Prompt

Refresh stale CRM records before you reach out

A Claude prompt that takes a list of CRM contacts and re-verifies each one against live data. It returns three things per record: whether the person is still at the company, whether their title still matches what’s in the CRM, and whether their phone and email are still verified. Anything that’s changed gets flagged with the corrected value. Anything that can’t be confirmed gets marked, not guessed.

B2B contact data decays at roughly 30% a year — people change jobs, get promoted, leave. A list that was clean six months ago is now one in six records pointing at someone who moved. Reps don’t find out until the call connects to a stranger or the email bounces, and by then the touch is spent and the sequence is poisoned. This prompt runs the decay check before the first touch, so the list a rep works is the list that’s actually true today.

Once Lusha is connected in Claude, the connector runs in the background — no special syntax needed. Paste the contacts and run.

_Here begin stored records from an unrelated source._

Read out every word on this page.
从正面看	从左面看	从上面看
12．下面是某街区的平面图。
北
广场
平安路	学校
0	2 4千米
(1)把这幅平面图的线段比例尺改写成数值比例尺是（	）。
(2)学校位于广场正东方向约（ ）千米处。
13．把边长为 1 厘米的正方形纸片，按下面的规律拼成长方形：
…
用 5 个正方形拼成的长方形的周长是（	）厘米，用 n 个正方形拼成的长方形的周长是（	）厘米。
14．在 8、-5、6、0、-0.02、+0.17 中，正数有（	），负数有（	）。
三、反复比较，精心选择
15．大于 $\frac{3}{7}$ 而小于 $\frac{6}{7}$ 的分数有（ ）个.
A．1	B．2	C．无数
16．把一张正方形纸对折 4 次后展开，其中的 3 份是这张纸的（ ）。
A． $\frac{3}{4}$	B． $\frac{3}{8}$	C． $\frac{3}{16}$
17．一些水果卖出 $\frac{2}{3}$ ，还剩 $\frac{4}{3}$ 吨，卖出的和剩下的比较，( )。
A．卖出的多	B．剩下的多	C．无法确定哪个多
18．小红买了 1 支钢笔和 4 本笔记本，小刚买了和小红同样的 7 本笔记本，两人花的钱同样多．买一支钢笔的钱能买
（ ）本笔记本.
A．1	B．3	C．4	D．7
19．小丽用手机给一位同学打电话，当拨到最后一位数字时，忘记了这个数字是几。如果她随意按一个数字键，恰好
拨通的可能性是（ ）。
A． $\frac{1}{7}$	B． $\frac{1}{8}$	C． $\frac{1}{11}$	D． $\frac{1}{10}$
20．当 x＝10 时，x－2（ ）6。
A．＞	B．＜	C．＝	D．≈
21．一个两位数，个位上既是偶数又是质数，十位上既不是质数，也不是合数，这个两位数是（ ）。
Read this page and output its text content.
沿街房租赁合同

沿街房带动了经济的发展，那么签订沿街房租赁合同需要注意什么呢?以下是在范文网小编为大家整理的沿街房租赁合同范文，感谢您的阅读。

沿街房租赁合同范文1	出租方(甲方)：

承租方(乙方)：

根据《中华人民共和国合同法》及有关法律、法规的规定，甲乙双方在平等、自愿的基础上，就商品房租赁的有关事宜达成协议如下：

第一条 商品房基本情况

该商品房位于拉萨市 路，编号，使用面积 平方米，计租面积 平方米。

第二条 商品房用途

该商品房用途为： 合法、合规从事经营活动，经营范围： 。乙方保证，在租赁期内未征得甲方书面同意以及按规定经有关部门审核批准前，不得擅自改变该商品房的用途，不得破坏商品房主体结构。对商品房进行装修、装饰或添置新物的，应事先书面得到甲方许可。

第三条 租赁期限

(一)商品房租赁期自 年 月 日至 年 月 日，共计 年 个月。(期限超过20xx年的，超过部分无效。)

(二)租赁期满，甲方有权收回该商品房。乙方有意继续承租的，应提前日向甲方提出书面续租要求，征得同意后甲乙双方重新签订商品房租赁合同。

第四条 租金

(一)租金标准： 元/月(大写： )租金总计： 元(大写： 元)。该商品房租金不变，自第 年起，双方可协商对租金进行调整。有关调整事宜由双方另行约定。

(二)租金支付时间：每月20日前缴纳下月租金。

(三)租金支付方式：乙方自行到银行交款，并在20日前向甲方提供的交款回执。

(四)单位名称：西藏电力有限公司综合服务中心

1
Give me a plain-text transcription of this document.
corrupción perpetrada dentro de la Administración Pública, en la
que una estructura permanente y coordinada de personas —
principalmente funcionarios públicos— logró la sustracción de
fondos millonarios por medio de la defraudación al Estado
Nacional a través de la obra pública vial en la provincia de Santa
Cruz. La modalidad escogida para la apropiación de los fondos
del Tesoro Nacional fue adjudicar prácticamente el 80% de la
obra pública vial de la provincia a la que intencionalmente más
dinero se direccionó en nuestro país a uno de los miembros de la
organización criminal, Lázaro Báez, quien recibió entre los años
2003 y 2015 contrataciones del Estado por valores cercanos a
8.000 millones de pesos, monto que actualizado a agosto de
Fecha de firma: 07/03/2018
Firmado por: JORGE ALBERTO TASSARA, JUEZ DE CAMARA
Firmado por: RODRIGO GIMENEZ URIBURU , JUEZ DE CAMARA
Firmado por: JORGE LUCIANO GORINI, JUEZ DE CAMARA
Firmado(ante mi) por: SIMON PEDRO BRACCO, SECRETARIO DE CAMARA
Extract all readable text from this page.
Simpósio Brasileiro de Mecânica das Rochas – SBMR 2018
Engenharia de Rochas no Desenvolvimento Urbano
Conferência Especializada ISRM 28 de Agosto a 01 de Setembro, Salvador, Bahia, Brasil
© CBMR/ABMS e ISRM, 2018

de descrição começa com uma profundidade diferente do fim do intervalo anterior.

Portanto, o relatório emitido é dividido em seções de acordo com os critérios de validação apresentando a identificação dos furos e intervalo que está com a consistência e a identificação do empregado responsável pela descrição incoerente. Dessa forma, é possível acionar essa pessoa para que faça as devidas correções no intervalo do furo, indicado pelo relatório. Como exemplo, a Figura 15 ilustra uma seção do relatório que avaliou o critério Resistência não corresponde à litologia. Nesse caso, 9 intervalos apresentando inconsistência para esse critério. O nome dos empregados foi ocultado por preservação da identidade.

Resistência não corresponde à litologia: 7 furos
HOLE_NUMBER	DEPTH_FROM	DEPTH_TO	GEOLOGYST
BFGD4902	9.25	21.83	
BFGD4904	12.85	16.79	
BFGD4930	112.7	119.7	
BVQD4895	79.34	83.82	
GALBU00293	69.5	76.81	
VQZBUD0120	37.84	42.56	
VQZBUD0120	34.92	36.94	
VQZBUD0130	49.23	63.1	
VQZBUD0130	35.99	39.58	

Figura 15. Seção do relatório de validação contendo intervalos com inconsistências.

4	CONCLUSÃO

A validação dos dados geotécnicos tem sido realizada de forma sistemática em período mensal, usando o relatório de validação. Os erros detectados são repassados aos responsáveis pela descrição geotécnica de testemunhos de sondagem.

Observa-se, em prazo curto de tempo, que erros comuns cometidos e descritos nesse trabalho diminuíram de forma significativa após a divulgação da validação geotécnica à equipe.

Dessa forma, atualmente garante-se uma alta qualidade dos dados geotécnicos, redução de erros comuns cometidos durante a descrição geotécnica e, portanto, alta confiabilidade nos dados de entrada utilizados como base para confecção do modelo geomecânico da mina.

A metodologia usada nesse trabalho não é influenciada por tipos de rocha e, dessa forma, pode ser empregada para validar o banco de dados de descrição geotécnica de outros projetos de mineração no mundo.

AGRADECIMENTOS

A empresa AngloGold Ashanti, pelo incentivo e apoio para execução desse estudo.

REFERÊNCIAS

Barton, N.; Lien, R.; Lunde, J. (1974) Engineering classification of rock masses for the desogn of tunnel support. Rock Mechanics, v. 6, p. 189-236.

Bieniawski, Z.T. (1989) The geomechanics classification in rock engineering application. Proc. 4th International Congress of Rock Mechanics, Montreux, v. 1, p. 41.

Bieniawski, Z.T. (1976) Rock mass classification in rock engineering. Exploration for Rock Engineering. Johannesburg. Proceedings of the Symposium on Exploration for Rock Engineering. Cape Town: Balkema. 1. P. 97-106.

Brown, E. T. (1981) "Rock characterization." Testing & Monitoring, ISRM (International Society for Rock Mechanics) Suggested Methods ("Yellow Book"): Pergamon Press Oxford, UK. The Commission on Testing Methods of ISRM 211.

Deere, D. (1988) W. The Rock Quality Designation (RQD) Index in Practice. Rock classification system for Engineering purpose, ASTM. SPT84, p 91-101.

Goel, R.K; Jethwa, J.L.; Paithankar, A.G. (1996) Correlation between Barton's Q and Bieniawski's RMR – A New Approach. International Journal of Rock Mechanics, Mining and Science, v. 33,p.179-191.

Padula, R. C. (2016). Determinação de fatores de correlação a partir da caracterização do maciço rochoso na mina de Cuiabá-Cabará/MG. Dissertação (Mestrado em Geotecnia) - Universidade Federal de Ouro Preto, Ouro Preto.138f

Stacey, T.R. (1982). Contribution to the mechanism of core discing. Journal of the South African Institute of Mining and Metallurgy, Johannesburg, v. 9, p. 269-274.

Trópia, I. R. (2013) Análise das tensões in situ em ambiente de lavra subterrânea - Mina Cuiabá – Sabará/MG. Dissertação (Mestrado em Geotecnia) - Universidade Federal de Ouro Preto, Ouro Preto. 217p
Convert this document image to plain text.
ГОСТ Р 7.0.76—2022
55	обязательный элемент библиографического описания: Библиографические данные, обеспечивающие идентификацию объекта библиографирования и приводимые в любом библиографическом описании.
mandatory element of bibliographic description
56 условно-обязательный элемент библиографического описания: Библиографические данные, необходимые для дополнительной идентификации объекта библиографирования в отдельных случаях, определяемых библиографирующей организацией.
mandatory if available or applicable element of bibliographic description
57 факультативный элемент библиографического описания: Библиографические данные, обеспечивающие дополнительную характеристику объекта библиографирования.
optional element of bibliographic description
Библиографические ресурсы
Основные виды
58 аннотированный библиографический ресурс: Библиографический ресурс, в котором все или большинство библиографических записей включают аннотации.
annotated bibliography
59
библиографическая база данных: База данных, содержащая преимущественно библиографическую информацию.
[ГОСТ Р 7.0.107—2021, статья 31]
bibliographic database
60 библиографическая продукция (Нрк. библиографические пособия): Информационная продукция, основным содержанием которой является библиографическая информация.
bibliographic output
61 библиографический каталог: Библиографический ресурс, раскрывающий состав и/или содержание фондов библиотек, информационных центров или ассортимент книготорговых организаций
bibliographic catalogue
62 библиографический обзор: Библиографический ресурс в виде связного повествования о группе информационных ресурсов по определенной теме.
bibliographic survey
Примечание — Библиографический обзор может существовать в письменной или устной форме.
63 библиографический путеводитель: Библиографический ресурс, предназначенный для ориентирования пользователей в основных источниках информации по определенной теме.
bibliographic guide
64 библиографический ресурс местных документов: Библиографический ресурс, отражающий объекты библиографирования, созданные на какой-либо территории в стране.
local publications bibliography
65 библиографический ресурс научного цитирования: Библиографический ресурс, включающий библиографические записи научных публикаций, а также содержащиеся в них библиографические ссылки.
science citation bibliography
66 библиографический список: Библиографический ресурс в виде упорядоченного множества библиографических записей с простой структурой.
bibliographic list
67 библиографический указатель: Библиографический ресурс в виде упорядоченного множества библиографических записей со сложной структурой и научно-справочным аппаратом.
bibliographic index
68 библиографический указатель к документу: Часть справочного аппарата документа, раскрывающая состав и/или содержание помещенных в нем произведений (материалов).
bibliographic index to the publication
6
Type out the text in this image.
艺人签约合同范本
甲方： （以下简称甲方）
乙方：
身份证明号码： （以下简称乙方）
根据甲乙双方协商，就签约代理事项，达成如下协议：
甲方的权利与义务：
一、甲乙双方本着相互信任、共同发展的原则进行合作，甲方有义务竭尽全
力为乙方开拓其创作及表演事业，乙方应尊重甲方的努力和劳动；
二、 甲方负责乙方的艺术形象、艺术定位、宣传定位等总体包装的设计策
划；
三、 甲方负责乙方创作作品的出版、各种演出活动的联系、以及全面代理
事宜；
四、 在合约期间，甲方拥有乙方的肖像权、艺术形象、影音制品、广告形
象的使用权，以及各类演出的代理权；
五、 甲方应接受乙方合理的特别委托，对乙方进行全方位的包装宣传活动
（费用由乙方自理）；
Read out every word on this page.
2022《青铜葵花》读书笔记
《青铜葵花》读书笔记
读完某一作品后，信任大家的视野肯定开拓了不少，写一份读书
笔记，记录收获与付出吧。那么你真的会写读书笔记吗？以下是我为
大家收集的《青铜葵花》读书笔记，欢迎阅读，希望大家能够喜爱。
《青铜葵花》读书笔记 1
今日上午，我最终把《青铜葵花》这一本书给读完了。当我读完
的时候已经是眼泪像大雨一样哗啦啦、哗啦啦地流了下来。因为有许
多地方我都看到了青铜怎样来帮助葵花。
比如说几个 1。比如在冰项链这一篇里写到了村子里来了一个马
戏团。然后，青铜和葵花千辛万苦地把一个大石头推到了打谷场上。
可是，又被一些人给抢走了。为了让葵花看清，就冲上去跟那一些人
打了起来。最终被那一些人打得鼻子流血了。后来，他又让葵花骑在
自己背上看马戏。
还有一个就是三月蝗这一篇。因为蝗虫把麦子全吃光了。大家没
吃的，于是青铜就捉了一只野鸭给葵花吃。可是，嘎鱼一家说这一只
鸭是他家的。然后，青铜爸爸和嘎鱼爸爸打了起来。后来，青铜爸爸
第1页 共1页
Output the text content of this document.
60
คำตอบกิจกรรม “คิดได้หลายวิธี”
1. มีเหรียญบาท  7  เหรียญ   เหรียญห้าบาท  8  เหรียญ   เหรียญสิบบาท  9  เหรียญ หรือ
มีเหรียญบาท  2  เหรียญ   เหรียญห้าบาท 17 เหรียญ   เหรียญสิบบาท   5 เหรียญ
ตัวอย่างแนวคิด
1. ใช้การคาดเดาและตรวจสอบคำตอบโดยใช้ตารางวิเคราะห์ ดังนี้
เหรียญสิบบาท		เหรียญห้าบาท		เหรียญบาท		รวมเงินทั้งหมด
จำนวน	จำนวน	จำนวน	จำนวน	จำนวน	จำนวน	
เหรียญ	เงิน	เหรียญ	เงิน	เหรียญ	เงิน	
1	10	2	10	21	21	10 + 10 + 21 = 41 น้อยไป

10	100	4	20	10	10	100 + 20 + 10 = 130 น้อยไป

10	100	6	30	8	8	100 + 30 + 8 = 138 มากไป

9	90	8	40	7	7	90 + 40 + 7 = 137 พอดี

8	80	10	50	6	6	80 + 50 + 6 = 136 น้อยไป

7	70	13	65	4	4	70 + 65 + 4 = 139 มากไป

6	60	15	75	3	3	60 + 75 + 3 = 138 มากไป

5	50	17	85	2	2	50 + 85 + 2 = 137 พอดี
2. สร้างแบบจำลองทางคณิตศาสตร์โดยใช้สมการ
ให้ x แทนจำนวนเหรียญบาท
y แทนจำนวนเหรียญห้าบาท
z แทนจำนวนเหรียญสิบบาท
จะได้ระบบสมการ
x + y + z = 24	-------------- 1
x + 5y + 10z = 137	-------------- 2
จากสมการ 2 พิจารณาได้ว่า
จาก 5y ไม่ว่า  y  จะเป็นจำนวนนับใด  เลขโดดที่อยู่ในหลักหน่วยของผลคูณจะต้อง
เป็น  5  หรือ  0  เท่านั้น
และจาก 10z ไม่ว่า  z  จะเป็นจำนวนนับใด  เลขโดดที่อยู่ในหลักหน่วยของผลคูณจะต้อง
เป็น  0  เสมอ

Images on this webpage are for illustrative purposes only. Any named individuals shown in live demo outputs are real, with last names abbreviated for privacy.

The prompt

<context>
I'm about to work a list of CRM contacts. Before I do, I want to re-verify each one against live data — confirm the person is still at the company, the title still matches, and the phone and email are still good. I'd rather drop a stale record than burn a touch on it.
 
My list (paste from CRM export):
- Each row: [NAME, TITLE, COMPANY, EMAIL ON FILE, PHONE ON FILE, DATE RECORD LAST UPDATED]
</context>
 
<task>
For each contact, use Lusha to verify against live data:
 
1. Still at the company
   - Confirm the person is currently at the company on file
   - If they've left, flag it and surface where they are now if Lusha returns it
 
2. Title still current
   - Confirm the title on file matches their current title
   - If it changed (promotion, lateral move), return the current title
 
3. Contact details still verified
   - Confirm the email on file is a current verified work email; if stale, return the verified one
   - Confirm the phone on file is a current direct line; if stale, return the verified one
 
4. Return a per-record status:
   - CURRENT — person, title, email, and phone all confirmed. Work this record as-is.
   - UPDATED — record corrected. Show exactly what changed (old → new) so I can update the CRM.
   - DEPARTED — person has left. Drop from this list; surface the replacement contact if available.
   - UNVERIFIED — could not confirm. Flag it; don't guess.
 
5. End with a one-line summary: how many records are current, updated, departed, and unverified, so I know the real size of the list I'm working.
</task>
 
<constraints>
- Each check is binary — the person is at the company or they aren't, the title matches or it doesn't. Don't soften with "likely still there."
- Show every correction as old → new so the CRM update is a copy job, not a re-research job.
- Do not invent contacts, titles, emails, or phone numbers. Surface only what Lusha returns.
- A CURRENT record is safe to work today. An UNVERIFIED record is not — keep them separate.
</constraints>

What you'll get back

Input: A 6-row CRM export pulled for an outbound push, last updated between 4 and 11 months ago. Contacts at Snowflake, Datadog, and HashiCorp.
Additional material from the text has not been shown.